İcra ve İflas Kanununun 97 nci maddesinin onüçüncü fıkrası aşağıdaki şekilde değiştirilmiştir.
İstihkak davası üzerine takibin talikine karar verilip de neticede dava reddolunursa alacaklının alacağından bu dava dolayısıyla istifası geciken miktarın yüzde kırkından aşağı olmamak üzere davacıdan tazminat alınmasına hükmolunur.
İcra ve İflas Kanununun 103 üncü maddesi aşağıdaki şekilde değiştirilmiştir.
MADDE 103
Tutanak tutulurken alacaklı, borçlu veya namlarına Tebligat Kanunu hükümlerine göre tebellüğe yetkili kimse bulunmazsa, bulunmayan alacaklı veya borçlu üç gün içinde tutanağı tetkik ve diyeceği varsa söylemesi için icra dairesine davet olunur. Kanunen ilavesi gereken müddetler mahfuzdur. Haciz sırasında borçlu veya alacaklı adına Tebligat Kanunu hükümlerine göre tebellüğe yetkili kimse bulunduğu takdirde haciz tutanağının bir örneği bulunan şahsa verilir. Borçluya veya alacaklıya ayrıca haber verilmez.
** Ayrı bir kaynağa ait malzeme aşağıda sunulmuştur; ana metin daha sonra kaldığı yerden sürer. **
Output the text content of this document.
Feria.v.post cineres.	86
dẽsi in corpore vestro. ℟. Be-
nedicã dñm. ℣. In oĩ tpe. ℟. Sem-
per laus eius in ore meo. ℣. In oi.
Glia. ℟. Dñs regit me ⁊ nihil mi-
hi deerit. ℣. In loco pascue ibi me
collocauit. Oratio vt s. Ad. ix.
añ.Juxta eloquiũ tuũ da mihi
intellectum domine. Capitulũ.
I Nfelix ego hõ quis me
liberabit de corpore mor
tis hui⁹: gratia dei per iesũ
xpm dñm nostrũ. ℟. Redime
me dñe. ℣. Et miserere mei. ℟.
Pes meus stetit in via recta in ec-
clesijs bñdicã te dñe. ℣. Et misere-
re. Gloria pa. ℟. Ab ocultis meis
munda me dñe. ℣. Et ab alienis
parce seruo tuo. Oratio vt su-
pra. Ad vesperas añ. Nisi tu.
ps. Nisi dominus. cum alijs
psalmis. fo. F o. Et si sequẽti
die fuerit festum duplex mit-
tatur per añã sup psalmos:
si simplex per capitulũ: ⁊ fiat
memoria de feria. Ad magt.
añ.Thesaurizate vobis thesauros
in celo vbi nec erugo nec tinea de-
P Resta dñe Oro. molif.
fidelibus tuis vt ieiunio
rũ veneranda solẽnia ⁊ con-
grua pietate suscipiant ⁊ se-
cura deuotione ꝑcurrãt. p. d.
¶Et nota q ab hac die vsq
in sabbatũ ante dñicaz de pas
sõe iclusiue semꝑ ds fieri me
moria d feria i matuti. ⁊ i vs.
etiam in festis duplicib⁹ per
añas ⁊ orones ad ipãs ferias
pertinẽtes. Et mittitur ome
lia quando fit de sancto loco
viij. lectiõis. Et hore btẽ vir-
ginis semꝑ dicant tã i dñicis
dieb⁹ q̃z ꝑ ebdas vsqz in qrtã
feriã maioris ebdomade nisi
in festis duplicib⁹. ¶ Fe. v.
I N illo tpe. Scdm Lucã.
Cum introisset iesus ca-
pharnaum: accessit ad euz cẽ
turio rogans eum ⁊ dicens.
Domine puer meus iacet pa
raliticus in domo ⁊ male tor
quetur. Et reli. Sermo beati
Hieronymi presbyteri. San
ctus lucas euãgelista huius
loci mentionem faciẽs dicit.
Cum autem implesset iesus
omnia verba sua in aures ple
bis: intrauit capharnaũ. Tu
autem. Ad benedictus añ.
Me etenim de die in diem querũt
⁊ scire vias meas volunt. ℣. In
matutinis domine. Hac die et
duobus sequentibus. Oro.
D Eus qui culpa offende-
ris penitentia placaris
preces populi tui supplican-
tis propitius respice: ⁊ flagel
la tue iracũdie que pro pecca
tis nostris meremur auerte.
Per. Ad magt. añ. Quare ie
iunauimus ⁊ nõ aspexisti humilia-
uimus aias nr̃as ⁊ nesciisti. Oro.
İcra ve iflas Kanununun 111 inci maddesine üçüncü fıkra olarak aşağıdaki fıkra eklenmiş ve maddenin üçüncü fıkrası dördüncü fıkra olarak aşağıdaki şekilde değiştirilmiştir.
Borçlu ile alacaklının icra dairesinde yapacakları borcun taksitlendirilmesine ilişkin sözleşmenin devamı süresince 106 ncı maddedeki süreler işlemez.
Taksitlerden biri zamanında verilmezse icra muamelesi ve süreler kaldığı yerden devam eder.
İcra ve İflas Kanununun 116 ncı maddesinin ikinci fıkrası aşağıdaki şekilde değiştirilmiştir.
İkinci artırmada mal en çok artıranın üstünde bırakılır. Şu kadar ki, artırma bedelinin malın tahmin edilen kıymetinin yüzde kırkını bulması ve satış isteyenin alacağına rüçhanı olan alacakların toplamından fazla olması ve bundan başka paraya çevirme ve paraların paylaştırılması masraflarım geçmesi şarttır.
İcra ve İflas Kanununun 118 inci maddesinin ikinci ve üçüncü fıkraları birleştirilerek aşağıdaki şekilde değiştirilmiştir.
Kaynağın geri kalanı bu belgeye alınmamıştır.